Bereavement is a normal part of life, and it touches everyone at some point. Grief is a natural response to loss, and in humans, it is commonly associated with the death of a loved one. There is no escape from it, but the manner in which you respond to such a situation depends completely on you. The process of grieving is extremely personal and differs from one to another. However, the earlier one accepts the irreversibility of the situation, the better it is. Even though grief is commonly associated only with emotional responses, severe grief can actually cause behavioral, physical and cognitive problems as well. Severe emotional distress that persists for more than six months becomes a pathological condition.

Symptoms of severe grief or the so-called ‘complicated grief’ differ from those of clinical depression. Severe grief is marked by episodic, sharp, painful emotions, anger, disbelief and bitterness. The predominant emotion is that of extreme sadness and sorrow, accompanied by the recurrent visualization of death itself and a severe neglect of responsibilities.

There are many grief theories that outline the grief process, but the bottom line is that everyone has to pass through each stage. Getting stuck in any one stage is what causes severe unresolved grief. It is your personality behavioral, temperamental, emotional and mental attributes that determines how quickly you can recover and complete the grief process.

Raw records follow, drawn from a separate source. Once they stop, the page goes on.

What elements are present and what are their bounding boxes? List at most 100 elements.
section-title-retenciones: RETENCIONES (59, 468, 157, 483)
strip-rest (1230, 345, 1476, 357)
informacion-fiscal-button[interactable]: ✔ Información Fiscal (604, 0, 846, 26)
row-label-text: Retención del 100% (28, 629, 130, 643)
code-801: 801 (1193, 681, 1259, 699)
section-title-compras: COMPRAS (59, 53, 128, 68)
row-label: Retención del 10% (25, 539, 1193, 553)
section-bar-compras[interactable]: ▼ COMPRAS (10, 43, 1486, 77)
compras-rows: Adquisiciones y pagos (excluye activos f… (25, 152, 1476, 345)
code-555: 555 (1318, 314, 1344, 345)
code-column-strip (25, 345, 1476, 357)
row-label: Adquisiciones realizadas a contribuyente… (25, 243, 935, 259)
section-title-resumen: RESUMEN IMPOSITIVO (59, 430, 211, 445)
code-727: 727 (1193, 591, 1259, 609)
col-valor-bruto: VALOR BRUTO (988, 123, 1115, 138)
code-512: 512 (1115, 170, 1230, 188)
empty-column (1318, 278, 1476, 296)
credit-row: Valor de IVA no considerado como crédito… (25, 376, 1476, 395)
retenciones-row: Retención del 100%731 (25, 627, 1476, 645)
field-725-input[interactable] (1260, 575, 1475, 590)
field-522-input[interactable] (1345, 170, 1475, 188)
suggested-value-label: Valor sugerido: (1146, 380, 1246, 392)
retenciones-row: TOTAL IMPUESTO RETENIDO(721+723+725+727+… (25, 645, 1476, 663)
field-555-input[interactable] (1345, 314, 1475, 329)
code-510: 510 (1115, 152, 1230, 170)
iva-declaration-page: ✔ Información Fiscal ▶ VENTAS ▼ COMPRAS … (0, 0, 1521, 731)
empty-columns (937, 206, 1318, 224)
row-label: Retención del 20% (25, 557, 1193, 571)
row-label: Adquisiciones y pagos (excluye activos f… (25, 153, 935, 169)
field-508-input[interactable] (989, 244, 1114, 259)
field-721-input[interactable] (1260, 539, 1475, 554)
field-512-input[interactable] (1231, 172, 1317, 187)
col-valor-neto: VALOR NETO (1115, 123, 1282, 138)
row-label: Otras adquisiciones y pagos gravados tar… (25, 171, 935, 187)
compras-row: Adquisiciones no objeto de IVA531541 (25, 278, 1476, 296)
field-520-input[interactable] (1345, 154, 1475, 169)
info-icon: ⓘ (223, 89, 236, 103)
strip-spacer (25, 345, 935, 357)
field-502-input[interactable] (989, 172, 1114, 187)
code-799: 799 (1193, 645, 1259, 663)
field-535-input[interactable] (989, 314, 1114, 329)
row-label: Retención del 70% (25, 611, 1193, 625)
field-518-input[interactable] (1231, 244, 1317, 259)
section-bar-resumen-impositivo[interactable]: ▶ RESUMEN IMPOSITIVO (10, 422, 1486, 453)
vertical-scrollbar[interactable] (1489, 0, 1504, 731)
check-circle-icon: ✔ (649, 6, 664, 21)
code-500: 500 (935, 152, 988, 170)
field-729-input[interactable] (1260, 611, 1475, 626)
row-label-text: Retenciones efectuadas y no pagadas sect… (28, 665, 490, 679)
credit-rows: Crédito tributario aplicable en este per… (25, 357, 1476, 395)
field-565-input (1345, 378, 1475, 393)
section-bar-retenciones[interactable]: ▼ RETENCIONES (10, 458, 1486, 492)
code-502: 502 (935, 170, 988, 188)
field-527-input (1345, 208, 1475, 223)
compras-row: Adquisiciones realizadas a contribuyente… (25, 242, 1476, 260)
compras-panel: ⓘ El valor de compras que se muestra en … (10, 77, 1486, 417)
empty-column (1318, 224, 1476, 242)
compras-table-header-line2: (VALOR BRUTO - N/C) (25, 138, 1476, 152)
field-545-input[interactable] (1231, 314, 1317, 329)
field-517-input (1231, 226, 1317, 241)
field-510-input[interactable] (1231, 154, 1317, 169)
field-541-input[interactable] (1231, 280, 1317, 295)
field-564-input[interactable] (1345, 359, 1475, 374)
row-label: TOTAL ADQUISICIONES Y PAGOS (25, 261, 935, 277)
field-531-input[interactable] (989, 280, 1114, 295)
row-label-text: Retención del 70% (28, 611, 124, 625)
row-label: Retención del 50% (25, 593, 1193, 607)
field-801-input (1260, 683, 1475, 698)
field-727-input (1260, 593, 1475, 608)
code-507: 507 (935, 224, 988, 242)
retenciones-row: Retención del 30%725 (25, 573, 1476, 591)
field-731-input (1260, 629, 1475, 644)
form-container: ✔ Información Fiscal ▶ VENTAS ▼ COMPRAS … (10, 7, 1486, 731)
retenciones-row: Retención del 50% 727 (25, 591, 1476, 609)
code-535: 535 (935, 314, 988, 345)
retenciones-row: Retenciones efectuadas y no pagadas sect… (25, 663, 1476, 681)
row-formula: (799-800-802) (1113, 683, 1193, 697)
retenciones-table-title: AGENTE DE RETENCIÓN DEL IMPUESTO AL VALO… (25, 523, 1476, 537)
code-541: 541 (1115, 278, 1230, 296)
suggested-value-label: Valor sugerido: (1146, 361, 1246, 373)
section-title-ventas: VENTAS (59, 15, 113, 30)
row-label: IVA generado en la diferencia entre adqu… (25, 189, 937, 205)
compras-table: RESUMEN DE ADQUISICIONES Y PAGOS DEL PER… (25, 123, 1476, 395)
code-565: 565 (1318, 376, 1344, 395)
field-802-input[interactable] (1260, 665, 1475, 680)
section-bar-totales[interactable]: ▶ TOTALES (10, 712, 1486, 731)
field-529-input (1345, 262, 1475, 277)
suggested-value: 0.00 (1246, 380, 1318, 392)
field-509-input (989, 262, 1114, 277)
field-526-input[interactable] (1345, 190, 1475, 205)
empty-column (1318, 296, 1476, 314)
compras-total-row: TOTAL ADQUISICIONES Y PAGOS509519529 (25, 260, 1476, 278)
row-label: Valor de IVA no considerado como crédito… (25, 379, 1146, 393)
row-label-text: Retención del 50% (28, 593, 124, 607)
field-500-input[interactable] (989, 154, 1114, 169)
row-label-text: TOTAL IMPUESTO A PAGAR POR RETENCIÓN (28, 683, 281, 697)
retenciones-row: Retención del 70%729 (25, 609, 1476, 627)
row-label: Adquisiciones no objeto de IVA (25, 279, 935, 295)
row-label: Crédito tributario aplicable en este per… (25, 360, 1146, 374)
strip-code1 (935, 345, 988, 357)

Deep down, it is the fear of future life or the attachment to the deceased that comprises most of the thoughts that lead to grief. People who live in the present are more likely to complete the grief process without getting stuck in any specific stage. If death of a loved makes you sad, go ahead and cry and mourn the death, but detach yourself from it as soon as possible and carry on daily life. Detachment does not require you to forget the deceased, but rather allows you to avoid becoming incapable of carrying out a normal life by unhealthy grieving.

If we take a close look at nature and the world around us, we can easily understand that detachment is crucial to growth. It is only with detachment that one can move forward. If you have to climb to the eighth step of a ladder, you have to abandon the seventh. A scientist too has to detach himself from the laurels that he received due to an earlier discovery if new discoveries have to be made. It is important to find balance between healthy grieving and moving forward for optimal mental and physical health.